Another group looked at the question of what Mission really is, and the answer given is ‘the overlap of community/church.’ That is exactly right: it is about lessening the distinction between community and church, drawing the two together, being imaginative about the use of our buildings, which might involve partnering with other denominations in some places towards the idea of an ‘ecumenical hub’, and envisaging how hospitality can be extended in the broadest sense of the word. So although our buildings are to be primarily liturgical places, they will not be exclusively so: the outreach is cultural, artistic, and practical, perhaps with a café or a community centre, offering the encounter to all in a form of social liturgy. There are some of our churches where this already happens very effectively – and of course some places lend themselves more readily than others to this kind of engagement. But it is what the Church has always done, and it has done it more effectively than anyone else. A lunchtime study group? A social-justice project? A ‘Pilgrim’ course? A children’s eucharist? A weekly soup-kitchen? That is all social liturgy, and there is much more besides … This is ‘a community with friendship and love at its core; not necessarily numbers’, to take another line for our summary (Group 9)
Another group (8) spoke of ‘the distinct differences which give laity and clergy an equally valid vocation’. We may wish to think more about whether the categories of ministry that have served us in the past are still so helpful. Might we (again within the Mission Partnerships) divide up the duties of the Reader, and ask one person to cultivate expertise in preaching, another in pastoral care, another in biblical study, engendering both the depth and the breadth which enable a high standard of ministry of outreach.
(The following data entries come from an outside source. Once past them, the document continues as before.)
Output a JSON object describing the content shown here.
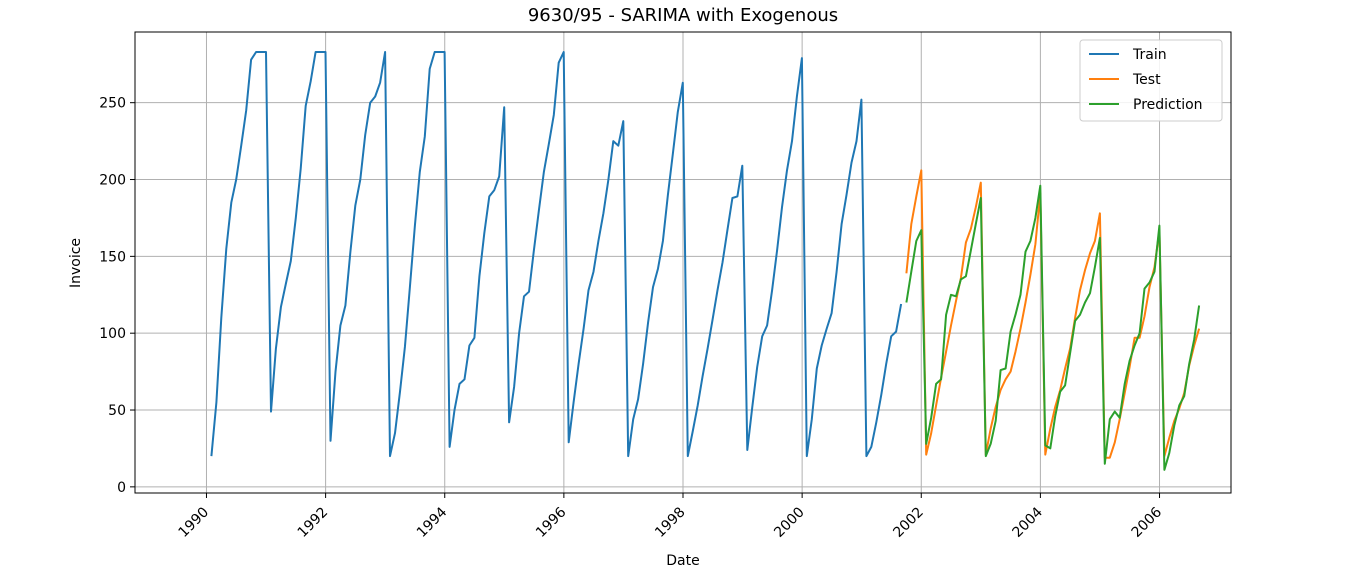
{
  "chart_data": {
    "type": "line",
    "title": "9630/95 - SARIMA with Exogenous",
    "xlabel": "Date",
    "ylabel": "Invoice",
    "xlim": [
      1988.8,
      2007.2
    ],
    "ylim": [
      -4,
      296
    ],
    "xticks": [
      1990,
      1992,
      1994,
      1996,
      1998,
      2000,
      2002,
      2004,
      2006
    ],
    "yticks": [
      0,
      50,
      100,
      150,
      200,
      250
    ],
    "grid": true,
    "legend_position": "top-right",
    "series": [
      {
        "name": "Train",
        "color": "#1f77b4",
        "x_start": 1990.083,
        "step": 0.0833,
        "values": [
          20,
          55,
          110,
          155,
          185,
          200,
          222,
          245,
          278,
          283,
          283,
          283,
          49,
          90,
          117,
          132,
          147,
          175,
          207,
          248,
          264,
          283,
          283,
          283,
          30,
          75,
          105,
          118,
          153,
          183,
          200,
          229,
          250,
          254,
          263,
          283,
          20,
          35,
          62,
          91,
          130,
          170,
          205,
          228,
          272,
          283,
          283,
          283,
          26,
          50,
          67,
          70,
          92,
          97,
          137,
          165,
          189,
          193,
          202,
          247,
          42,
          65,
          100,
          124,
          127,
          154,
          180,
          205,
          223,
          242,
          276,
          283,
          29,
          55,
          80,
          103,
          128,
          140,
          160,
          178,
          200,
          225,
          222,
          238,
          20,
          44,
          57,
          80,
          107,
          130,
          142,
          160,
          190,
          217,
          244,
          263,
          20,
          36,
          53,
          72,
          90,
          109,
          128,
          146,
          167,
          188,
          189,
          209,
          24,
          52,
          78,
          98,
          105,
          128,
          154,
          182,
          206,
          225,
          254,
          279,
          20,
          44,
          77,
          92,
          103,
          113,
          140,
          171,
          190,
          211,
          225,
          252,
          20,
          26,
          42,
          60,
          80,
          98,
          101,
          119
        ]
      },
      {
        "name": "Test",
        "color": "#ff7f0e",
        "x_start": 2001.75,
        "step": 0.0833,
        "values": [
          139,
          171,
          189,
          206,
          21,
          35,
          53,
          71,
          88,
          105,
          121,
          136,
          159,
          168,
          182,
          198,
          21,
          38,
          52,
          63,
          70,
          75,
          88,
          103,
          120,
          138,
          158,
          191,
          21,
          38,
          52,
          63,
          77,
          90,
          110,
          128,
          141,
          152,
          160,
          178,
          19,
          19,
          29,
          44,
          61,
          78,
          97,
          97,
          111,
          130,
          143,
          167,
          20,
          32,
          43,
          51,
          61,
          79,
          92,
          103
        ]
      },
      {
        "name": "Prediction",
        "color": "#2ca02c",
        "x_start": 2001.75,
        "step": 0.0833,
        "values": [
          120,
          140,
          160,
          167,
          28,
          45,
          67,
          70,
          112,
          125,
          124,
          135,
          137,
          154,
          171,
          188,
          20,
          28,
          43,
          76,
          77,
          101,
          112,
          125,
          153,
          160,
          175,
          196,
          27,
          25,
          46,
          62,
          66,
          87,
          108,
          112,
          120,
          126,
          143,
          162,
          15,
          44,
          49,
          45,
          67,
          82,
          92,
          100,
          129,
          133,
          140,
          170,
          11,
          22,
          40,
          53,
          59,
          80,
          96,
          118
        ]
      }
    ]
  }
}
We are not all called to do everything, and Lay Worship Leaders, Lay Evangelists and others are ways in which ministry and service can be drawn from faithful discipleship.
So what are our priorities for growth, in a Church that I have already called to be prophetic, serving, and caring? Strengthened Mission Partnerships; Missional Communities; Social Liturgy, integrated into the wider life of the world around us. These may be tasks for the new Triennium, so I should set them out again in November. But many of you will be returning to Synod, and even if not you will continue to share in the life of the diocese that I have described. So for now I thank you for your contribution, for your work in the life of this Synod that has been, over its three years, under the care of three different bishops, and I thank you for walking forward with me in the Gospel.